Old Genes and New Generations

Herbs, Himalaya and Biodiversity

Ever since life began on Earth, one thing that has been most rai intrinsic to it has been the growth of biodiversity in plants, animals and micro-organisms. The question of mutation, evolution and adaptation of gene varieties has constituted the exclusive domain of millions of years of ongoing experimentation, and one of the most productive laboratories has been the Himalaya.

In this experimentation there are no donors, no multinational sponsors and no directors of research. And yet it has yielded tens of millions of varieties of species of living organism. With the entry of the human race into the picture, human economic activities led to a considerable loss of the world's total biodiversity. Over the last half-century human scientific activity has created a parallel laboratory to undertake genetic engineering— which makes it possible to transfer genes artificially between species, create new species of plants, animals or micro-organisms. This laboratory does have donors, multinationals and directors of research who have access to and claims over the new gene varieties through what has come to be known as Intellectual Property Rights (IPR).

One of the most remarkable uses of plant and animal-based biodiversity has been in medicine. The Ayurvedic school of medicine uses about 1400 medicinal plants, mostly from Himalayan forests and meadows. More than 5100 species of plants are used in the Chinese medical system. Modem science and technology has also depended upon this bounty of nature and "one-fourth of all prescriptions dispensed in the USA contain active ingredients from plants and 3000 antibiotics are derived from micro-organisms." All the twenty best-selling drugs in the United States contain compounds extracted from plants, microbes and animals.

The combined sale of these, according to an estimate, is in the order of U$ 10 billion. The potential of the use of biodiversity in world health is clear from the fact that 75 percent of the world population still depends on natural biodiversity for health care through indigenous systems of medicine. Himalayan medicinal plants play a central role in global health care not only by providing the resource base for Ayurvedic, Tibetan and Chinese medicines, but also through the widespread export of natural plant materials from the nooks and crannies of this great mountain system to the industrially advanced countries. The growing demand and profit-maximising ways of exploitation has pushed many important medicinal plants of the Himalaya to the brink of extinction.

The Convention on Biodiversity, signed in Rio during the Earth Summit by about 150 heads of government (excluding US President George Bush) is a major global instrument to ensure future use, preservation and conservation of the rich gift of biodiversity through human efforts. The Convention has direct implications for Himalayan medicinal plants and their uses in the global pharmaceutical industry.

It is because of the extremely quick changes in the micro- climate due to altitude and aspect that the Himalaya has provided the ecological niche for such rich biodiversity. The spatial closeness of diverse micro-climatic patterns has led to quicker diversification in the gene pool. And biodiversity has the prospects of providing the single resource through which global food and drug production can be largely dominated_ Technologies like the recombinant DNA method are mainly available to the few countries of the North identified as the G-7. The most important raw materials on which these technologies can be profitably applied are mostly available in the G-77 states of the South, including all Himalayan countries.

At the centre of the biodiversity negotiations is the question of how much of modem technology will be shared between the G-7 and the G-77, and how much of the gene pool will the G-7 be given access-to by the countries of the South. The inability of President Bush to sign the Biodiversity Convention cannot he delinked from the financial interests of the American pharmaceutical industry.

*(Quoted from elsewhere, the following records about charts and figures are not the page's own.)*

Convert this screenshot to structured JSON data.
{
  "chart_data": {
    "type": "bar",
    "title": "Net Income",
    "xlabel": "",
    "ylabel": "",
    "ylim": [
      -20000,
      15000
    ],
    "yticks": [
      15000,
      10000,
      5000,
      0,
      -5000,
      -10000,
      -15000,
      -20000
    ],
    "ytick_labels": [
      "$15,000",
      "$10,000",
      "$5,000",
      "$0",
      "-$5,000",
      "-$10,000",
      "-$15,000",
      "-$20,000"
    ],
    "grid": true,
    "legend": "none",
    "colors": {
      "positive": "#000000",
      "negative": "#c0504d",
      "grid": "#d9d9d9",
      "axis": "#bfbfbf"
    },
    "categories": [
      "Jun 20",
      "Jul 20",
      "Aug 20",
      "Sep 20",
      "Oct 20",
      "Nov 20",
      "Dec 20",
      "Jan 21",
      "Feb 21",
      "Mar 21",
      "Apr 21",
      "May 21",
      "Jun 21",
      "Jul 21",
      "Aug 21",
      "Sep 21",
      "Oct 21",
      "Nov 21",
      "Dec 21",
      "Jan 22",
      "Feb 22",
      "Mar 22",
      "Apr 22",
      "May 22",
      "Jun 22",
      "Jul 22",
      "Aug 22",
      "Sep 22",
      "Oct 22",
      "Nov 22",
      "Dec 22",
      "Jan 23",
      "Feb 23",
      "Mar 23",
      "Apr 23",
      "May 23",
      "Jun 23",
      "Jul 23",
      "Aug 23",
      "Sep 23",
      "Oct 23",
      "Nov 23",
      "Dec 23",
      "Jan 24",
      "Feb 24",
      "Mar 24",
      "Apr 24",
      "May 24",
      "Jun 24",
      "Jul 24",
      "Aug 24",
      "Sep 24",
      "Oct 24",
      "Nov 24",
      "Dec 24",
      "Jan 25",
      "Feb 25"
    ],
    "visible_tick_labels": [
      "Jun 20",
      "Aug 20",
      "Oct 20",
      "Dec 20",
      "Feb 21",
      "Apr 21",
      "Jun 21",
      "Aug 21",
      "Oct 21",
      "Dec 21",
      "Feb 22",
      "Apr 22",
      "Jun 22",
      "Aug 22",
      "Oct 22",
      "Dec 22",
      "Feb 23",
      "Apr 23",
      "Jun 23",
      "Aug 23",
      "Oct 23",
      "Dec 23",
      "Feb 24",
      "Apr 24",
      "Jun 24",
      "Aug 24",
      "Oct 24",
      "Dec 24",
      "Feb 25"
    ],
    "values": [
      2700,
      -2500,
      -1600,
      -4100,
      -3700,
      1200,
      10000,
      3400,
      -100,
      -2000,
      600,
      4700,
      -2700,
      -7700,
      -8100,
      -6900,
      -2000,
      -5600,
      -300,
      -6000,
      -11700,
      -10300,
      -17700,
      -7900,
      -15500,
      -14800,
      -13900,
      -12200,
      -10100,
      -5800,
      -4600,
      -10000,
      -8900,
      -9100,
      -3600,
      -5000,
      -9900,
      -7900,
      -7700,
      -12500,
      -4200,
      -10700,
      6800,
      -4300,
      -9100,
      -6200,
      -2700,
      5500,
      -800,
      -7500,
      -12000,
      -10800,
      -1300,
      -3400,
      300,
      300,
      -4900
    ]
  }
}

While the North was hesitant to share the technologies in its hands, the South led by India and China, successfully negotiated to ensure national rights over biodiversity: The North tried its best to get biodiversity declared as a global heritage, while the South bargained for higher control over any genetic engineering product made by the North with the help of the gene pool of the South. However, the South has a problem. In order to get full advantage of the Biodiversity Convention, it must have full knowledge of the gene pool and protect it from illegal extraction. The increased Northern interest in research on biodiversity and funding of protected areas in the South cannot. be taken merely as an expression of altruism.

There is 'gold' in the thick undergrowth of the natural forests of the Himalaya. The Convention gives exclusive rights to the regional countries for the use of this 'gold. There is a chance that research and action on biodiversity will be reexamined, especially because a great deal of interest is rooted in the industrially advanced countries. The US. not having signed the treaty but having sponsored a great deal of research and protection of biodiversity, is obviously at the centre of public criticism. It is now time that the Biodiversity Convention be used as a guide to examine and monitor the conservation and research projects on biodiversity of the South which are being supported by the funds of the North. This would go a long way to protect the poor farmers and villagers of the Himalayan region from being robbed of their great gene bank.

Bandyopadhyay is a mountain ecologist.